As a Coast Guard Engineman third class, Normington’s main responsibility was to keep the three generators running in this four-story, 52-foot conical lighthouse.
Additionally, catch up on what has happened at the New Dungeness Light Station this past year.
Attendees can also learn how to join this group of volunteers who help keep the light shining on the Strait of Juan de Fuca.
There will be refreshments, door prizes and four items for the silent auction.
Raffle tickets will be available to purchase as well as a variety of New Dungeness Lighthouse merchandise. All are welcome to the event.
Artist of the Month
PORT LUDLOW — The Port Ludlow Artists’ League will welcome the community to meet artist James Murphy as the October Artist of the Month at a reception Wednesday.
The reception will be in the lobby of Sound Community Bank, 9500 Oak Bay Road, from 4 p.m. to 5 p.m. It will then move to the League Gallery next door from 5 p.m. to 6 p.m.
Murphy, originally from the Midwest, came to the Olympic Peninsula to visit a new grandson and “fell in love with a child and a place,” he said in a news release.
“I came back a year later to stay.”
Murphy graduated in 1966 from the Kansas City Art Institute with a Bachelor of Fine Arts in industrial design.
His paintings hang in homes and offices from the Midwest to the Northwest.
The reception is open to the community and friends.
NAMI offers film
PORT TOWNSEND — The Jefferson County National Alliance on Mental Illness (NAMI) will sponsor a free showing of “Hidden Pictures” at the Rose Theatre, 235 Taylor St., from noon to 2 p.m. Sunday.
Doors open at 11:30 a.m., and seating is first-come, first-served.
Filmmaker Delaney Ruston, who grew up in the shadow of her father’s schizophrenia, goes to six countries to explore the hidden struggles faced by people living with mental illness.
The film, featuring Glenn Close and Patrick Kennedy, reveals a global epidemic of silence around mental illness, as well as moments of profound compassion and remarkable change on the path to recovery, according to a news release.
The Jefferson County NAMI’s goal is to increase public awareness and inform the public about classes and support groups available in the county.
A question-and-answer period and door prizes will follow the film.
For more information, phone Valerie Phimister at 360-390-4547 or email seachordmusic@cablespeed.com.
Sequim lights are replaced
SEQUIM — Sequim Public Works crew members are replacing traditional light bulbs in city street lamps with LED units.

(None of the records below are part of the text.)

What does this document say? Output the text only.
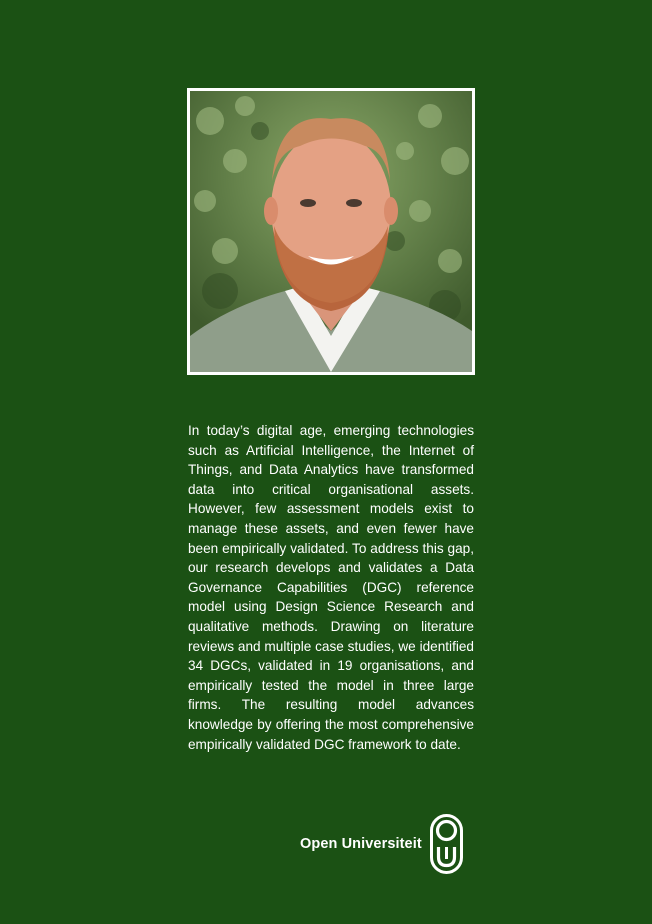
In today’s digital age, emerging technologies such as Artificial Intelligence, the Internet of Things, and Data Analytics have transformed data into critical organisational assets. However, few assessment models exist to manage these assets, and even fewer have been empirically validated. To address this gap, our research develops and validates a Data Governance Capabilities (DGC) reference model using Design Science Research and qualitative methods. Drawing on literature reviews and multiple case studies, we identified 34 DGCs, validated in 19 organisations, and empirically tested the model in three large firms. The resulting model advances knowledge by offering the most comprehensive empirically validated DGC framework to date.

Open Universiteit
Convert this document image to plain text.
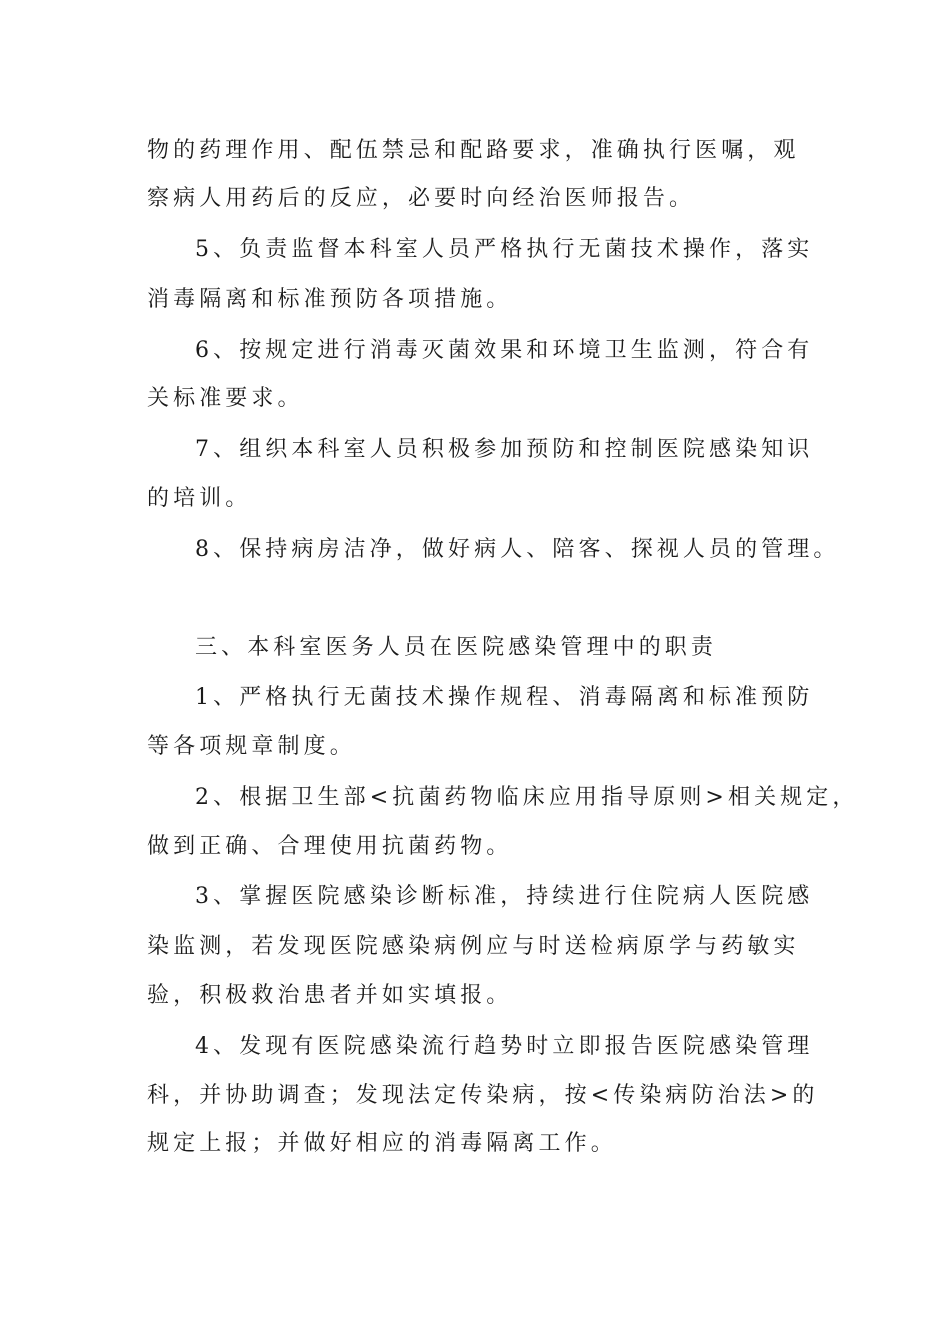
物的药理作用、配伍禁忌和配路要求，准确执行医嘱，观
察病人用药后的反应，必要时向经治医师报告。
5、负责监督本科室人员严格执行无菌技术操作，落实
消毒隔离和标准预防各项措施。
6、按规定进行消毒灭菌效果和环境卫生监测，符合有
关标准要求。
7、组织本科室人员积极参加预防和控制医院感染知识
的培训。
8、保持病房洁净，做好病人、陪客、探视人员的管理。
三、本科室医务人员在医院感染管理中的职责
1、严格执行无菌技术操作规程、消毒隔离和标准预防
等各项规章制度。
2、根据卫生部<抗菌药物临床应用指导原则>相关规定，
做到正确、合理使用抗菌药物。
3、掌握医院感染诊断标准，持续进行住院病人医院感
染监测，若发现医院感染病例应与时送检病原学与药敏实
验，积极救治患者并如实填报。
4、发现有医院感染流行趋势时立即报告医院感染管理
科，并协助调查；发现法定传染病，按<传染病防治法>的
规定上报；并做好相应的消毒隔离工作。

The work will be conducted between 5 a.m. and 1:30 p.m. Mondays through Fridays through the end of the year.
Residents may observe a one- or two-block bank of lights that are out at one time during this period.
The city began the replacement program in 2014 to save costs.
The Clallam County Public Utility District estimates that the LED — light-emitting diode — units installed this year will save the city about $6,000 in electrical costs per year.
Labor costs and materials are expected to be cut as well, since LED units need to be replaced less frequently than traditional bulbs.